Kolkata, April 08, 2021: A fridge outside a grocery store is nothing new. But the one outside this small shop in South Kolkata certainly is. Instead of the usual bottles of cold drinks and packets of milk, this is one is loaded with books thanks to a new library in Patuli.
With a message to “inculcate reading habits” and an aim to “create a book loving community”, a teacher and his wife have joined hands with a shopkeeper to set up a free street library. The rule is pretty uncomplicated — one can take home one book at a time and return it within a month, no fees required. The only request to readers is to take care of the book.
Located near Satyajit Ray Park in Patuli township, adjacent to the gate of Dinabandhu Andrews Institute of Technology and Management, the old double-door refrigerator has nearly 100 books neatly stacked in. More can be found inside the small shop made of aluminum sheets.
From dictionary to novels and even literary magazines in both English and Bengali, the collection is indexed with handwritten numbers. Interested readers can simply borrow a book by putting their name, phone number and date of issue in the dairy kept on each rack.
Kalidas and Kumkum Haldar wanted to do something meaningful seeing how children’s academic development and growth have been affected by the pandemic, with most staying at home sitting in front of computer screens all day. ‘Reading is to the mind what exercise is to the body,’ the words on a banner put outside the shop pretty much sums up why they started the thoughtful project.
“I wanted to start something meaningful in such trying times and wondered how it can be done. Children these days spend far too much time hooked to mobile phones and it’s important for them to read and open the window of their minds,” Haldar said.
To start the project, he approached Tarapad Kanhar, whose shop is right across the street from his house. “Depending how the shop was near a college, park and main bazaar, I knew most people in the locality cross it daily, so it was the perfect place to get everyone’s attention,” Haldar added.

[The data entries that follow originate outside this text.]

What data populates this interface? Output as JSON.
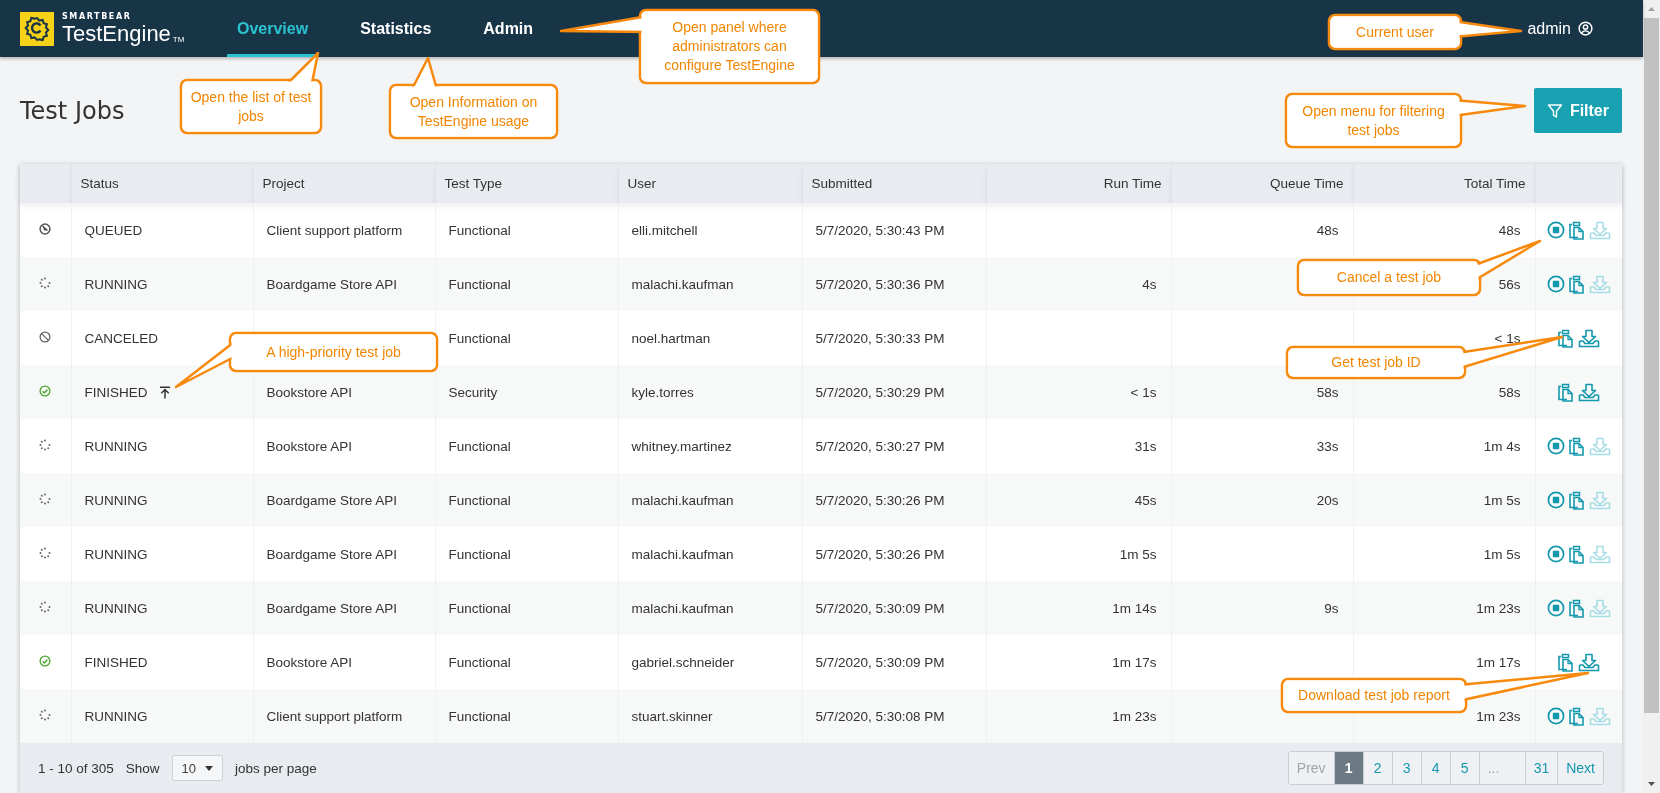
{
  "header": {
    "brand_top": "SMARTBEAR",
    "brand": "TestEngine",
    "trademark": "TM",
    "nav": [
      {
        "label": "Overview",
        "selected": true
      },
      {
        "label": "Statistics",
        "selected": false
      },
      {
        "label": "Admin",
        "selected": false
      }
    ],
    "user": "admin"
  },
  "page": {
    "title": "Test Jobs",
    "filter_button": "Filter"
  },
  "table": {
    "columns": [
      "Status",
      "Project",
      "Test Type",
      "User",
      "Submitted",
      "Run Time",
      "Queue Time",
      "Total Time"
    ],
    "rows": [
      {
        "kind": "queued",
        "status": "QUEUED",
        "high_priority": false,
        "project": "Client support platform",
        "test_type": "Functional",
        "user": "elli.mitchell",
        "submitted": "5/7/2020, 5:30:43 PM",
        "queue_time": "48s",
        "total_time": "48s",
        "cancelable": true,
        "report_ready": false
      },
      {
        "kind": "running",
        "status": "RUNNING",
        "high_priority": false,
        "project": "Boardgame Store API",
        "test_type": "Functional",
        "user": "malachi.kaufman",
        "submitted": "5/7/2020, 5:30:36 PM",
        "run_time": "4s",
        "total_time": "56s",
        "cancelable": true,
        "report_ready": false
      },
      {
        "kind": "canceled",
        "status": "CANCELED",
        "high_priority": false,
        "test_type": "Functional",
        "user": "noel.hartman",
        "submitted": "5/7/2020, 5:30:33 PM",
        "total_time": "< 1s",
        "cancelable": false,
        "report_ready": true
      },
      {
        "kind": "finished",
        "status": "FINISHED",
        "high_priority": true,
        "project": "Bookstore API",
        "test_type": "Security",
        "user": "kyle.torres",
        "submitted": "5/7/2020, 5:30:29 PM",
        "run_time": "< 1s",
        "queue_time": "58s",
        "total_time": "58s",
        "cancelable": false,
        "report_ready": true
      },
      {
        "kind": "running",
        "status": "RUNNING",
        "high_priority": false,
        "project": "Bookstore API",
        "test_type": "Functional",
        "user": "whitney.martinez",
        "submitted": "5/7/2020, 5:30:27 PM",
        "run_time": "31s",
        "queue_time": "33s",
        "total_time": "1m 4s",
        "cancelable": true,
        "report_ready": false
      },
      {
        "kind": "running",
        "status": "RUNNING",
        "high_priority": false,
        "project": "Boardgame Store API",
        "test_type": "Functional",
        "user": "malachi.kaufman",
        "submitted": "5/7/2020, 5:30:26 PM",
        "run_time": "45s",
        "queue_time": "20s",
        "total_time": "1m 5s",
        "cancelable": true,
        "report_ready": false
      },
      {
        "kind": "running",
        "status": "RUNNING",
        "high_priority": false,
        "project": "Boardgame Store API",
        "test_type": "Functional",
        "user": "malachi.kaufman",
        "submitted": "5/7/2020, 5:30:26 PM",
        "run_time": "1m 5s",
        "total_time": "1m 5s",
        "cancelable": true,
        "report_ready": false
      },
      {
        "kind": "running",
        "status": "RUNNING",
        "high_priority": false,
        "project": "Boardgame Store API",
        "test_type": "Functional",
        "user": "malachi.kaufman",
        "submitted": "5/7/2020, 5:30:09 PM",
        "run_time": "1m 14s",
        "queue_time": "9s",
        "total_time": "1m 23s",
        "cancelable": true,
        "report_ready": false
      },
      {
        "kind": "finished",
        "status": "FINISHED",
        "high_priority": false,
        "project": "Bookstore API",
        "test_type": "Functional",
        "user": "gabriel.schneider",
        "submitted": "5/7/2020, 5:30:09 PM",
        "run_time": "1m 17s",
        "total_time": "1m 17s",
        "cancelable": false,
        "report_ready": true
      },
      {
        "kind": "running",
        "status": "RUNNING",
        "high_priority": false,
        "project": "Client support platform",
        "test_type": "Functional",
        "user": "stuart.skinner",
        "submitted": "5/7/2020, 5:30:08 PM",
        "run_time": "1m 23s",
        "total_time": "1m 23s",
        "cancelable": true,
        "report_ready": false
      }
    ]
  },
  "pagination": {
    "summary": "1 - 10 of 305",
    "show_label": "Show",
    "page_size": "10",
    "per_page_label": "jobs per page",
    "prev": {
      "label": "Prev",
      "disabled": true
    },
    "pages": [
      {
        "kind": "page",
        "label": "1",
        "selected": true
      },
      {
        "kind": "page",
        "label": "2",
        "selected": false
      },
      {
        "kind": "page",
        "label": "3",
        "selected": false
      },
      {
        "kind": "page",
        "label": "4",
        "selected": false
      },
      {
        "kind": "page",
        "label": "5",
        "selected": false
      },
      {
        "kind": "gap",
        "label": "...",
        "selected": false
      },
      {
        "kind": "page",
        "label": "31",
        "selected": false
      }
    ],
    "next": {
      "label": "Next",
      "disabled": false
    }
  },
  "callouts": [
    "Open the list of test jobs",
    "Open Information on TestEngine usage",
    "Open panel where administrators can configure TestEngine",
    "Current user",
    "Open menu for filtering test jobs",
    "A high-priority test job",
    "Cancel a test job",
    "Get test job ID",
    "Download test job report"
  ]
}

Asked why they chose a fridge to stack the books, his answer was pretty clear: the convenience. “I was looking for something that wouldn’t need much space as well as keep books safe all year round. It’s covered and I don’t have to worry about keeping the books safe in the monsoon. What better way to use a broken fridge.”

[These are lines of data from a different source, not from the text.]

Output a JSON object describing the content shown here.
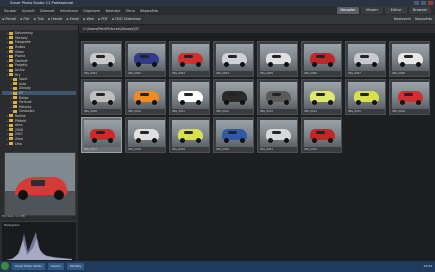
{
  "app": {
    "title": "Zoner Photo Studio 11 Professional"
  },
  "menu": [
    "Soubor",
    "Upravit",
    "Zobrazit",
    "Informace",
    "Organizer",
    "Nástroje",
    "Okno",
    "Nápověda"
  ],
  "modes": [
    "Manažer",
    "Viewer",
    "Editor",
    "Browser"
  ],
  "toolbar": {
    "left": [
      "Pořadí",
      "Filtr",
      "Tisk",
      "Hledat",
      "Email",
      "Web",
      "PDF",
      "DVD Slideshow"
    ],
    "right": [
      "Nastavení",
      "Nápověda"
    ]
  },
  "folders": [
    "Dokumenty",
    "Obrázky",
    "Fotografie",
    "Hudba",
    "Video",
    "Plocha",
    "Stažené",
    "Projekty",
    "Archiv",
    "Hry",
    "Sport",
    "Auta",
    "Závody",
    "GT",
    "Rallye",
    "Formule",
    "Motorky",
    "Cestování",
    "Rodina",
    "Přátelé",
    "Akce",
    "2006",
    "2007",
    "Zima",
    "Léto"
  ],
  "path": "C:\\Users\\Petr\\Pictures\\Závody\\GT",
  "thumbs": [
    {
      "cap": "IMG_0001"
    },
    {
      "cap": "IMG_0002"
    },
    {
      "cap": "IMG_0003"
    },
    {
      "cap": "IMG_0004"
    },
    {
      "cap": "IMG_0005"
    },
    {
      "cap": "IMG_0006"
    },
    {
      "cap": "IMG_0007"
    },
    {
      "cap": "IMG_0008"
    },
    {
      "cap": "IMG_0009"
    },
    {
      "cap": "IMG_0010"
    },
    {
      "cap": "IMG_0011"
    },
    {
      "cap": "IMG_0012"
    },
    {
      "cap": "IMG_0013"
    },
    {
      "cap": "IMG_0014"
    },
    {
      "cap": "IMG_0015"
    },
    {
      "cap": "IMG_0016"
    },
    {
      "cap": "IMG_0017"
    },
    {
      "cap": "IMG_0018"
    },
    {
      "cap": "IMG_0019"
    },
    {
      "cap": "IMG_0020"
    },
    {
      "cap": "IMG_0021"
    },
    {
      "cap": "IMG_0022"
    }
  ],
  "car_colors": [
    "#c8c8c8",
    "#2f3a8c",
    "#d03030",
    "#d0d0d8",
    "#e0e0e0",
    "#c02828",
    "#c8c8d0",
    "#e6e6e6",
    "#bfbfbf",
    "#f08a1c",
    "#ffffff",
    "#2a2a2a",
    "#5a5a5a",
    "#dfe86a",
    "#d7e24a",
    "#d03030",
    "#d02828",
    "#e0e0e0",
    "#d7e24a",
    "#2f5aa8",
    "#d8d8d8",
    "#c02828"
  ],
  "selected": 16,
  "info": [
    "File Size: 1.2 MB",
    "Dimensions: 2048 x 1536"
  ],
  "histogram_label": "Histogram",
  "taskbar": [
    "Zoner Photo Studio",
    "Soubor",
    "Obrázky"
  ],
  "clock": "14:32"
}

A high school teacher himself, Haldar initially donated most of his English books and spent nearly Rs 45,000 to purchase a big collection of Bengali books and build some racks to store them. “What started with around 300 old books from my own collection, is now nearly 900 and every day we have been receiving more and more,” said the English teacher. Although the initiative started on February 21 on International Language Day, it got wider attention after a Facebook post about them went viral.
As he earns praise online, Haldar highlights he couldn’t have done it without the support of his family, students and, of course, Kanhar. “I couldn’t have done it without him. Coming from a difficult background, he values education and agreed to my proposal rightaway,” Haldar said.
“My son gave me all his saved pocket money to buy new books. My wife personally labelled all the books and attends the library when I can’t. My students have been spreading the word and donating books as well, I’m truly grateful to them all,” he added.
Although footfall has increased in the tiny shop, it necessarily isn’t transforming into sales for Kanhar. However, he isn’t demotivated. “I don’t mind people coming in and looking through the books. If they buy something as well, I’m okay. But I’m really glad everyone is getting an opportunity to read,” he said. “I didn’t have this chance growing up,” he lamented, as he now spends time glancing at books stacked inside the shop.
When initially some had discouraged the trio to set up the library for free saying the books might get stolen, the learning has been quite the opposite. “The people who have taken one or two books now approach me to ask if they can donate old books. From religious books given by the elderly to children’s books given by parents of children who no longer need them, the project has now turned,” Haldar gloated.
The teacher claimed he hasn’t lost a book yet, though after 15 days of the due date they do make a polite call to the borrower.
After pictures of the fridge-bookshelf went viral, Haldar’s phone hasn’t stopped ringing. “I have been getting calls not just from different parts of the city but all around the country. Many have asked how they too can contribute to the library,” the teacher added.
So, Haldar is now exploring if the model can be recreated in a different locations. “If I receive more books, it might be difficult to keep them all here. Also, I think it’s unfair. I have been thinking that with the help of my students, I can create such libraries in different areas to spread joy and knowledge.”
Haldar has also been organising book reading events and arranging plays involving local children to get them excited about books. “I think more people read Bibhutibhushan Bandyopadhyay’s Pather Panchali after seeing Satyajit Ray’s films. So, I’m trying to do the same, get them inquisitive about the real text before introducing them to the books,” the teacher explained.
And the plan is working well. Outside the shop, it isn’t just retired people coming for their evening walks, but also little children drawn to Bantul on the cover of Suktara, a popular Bengali children’s magazine. “If I have managed to even inspire one person to read a book, my mission is accomplished here.”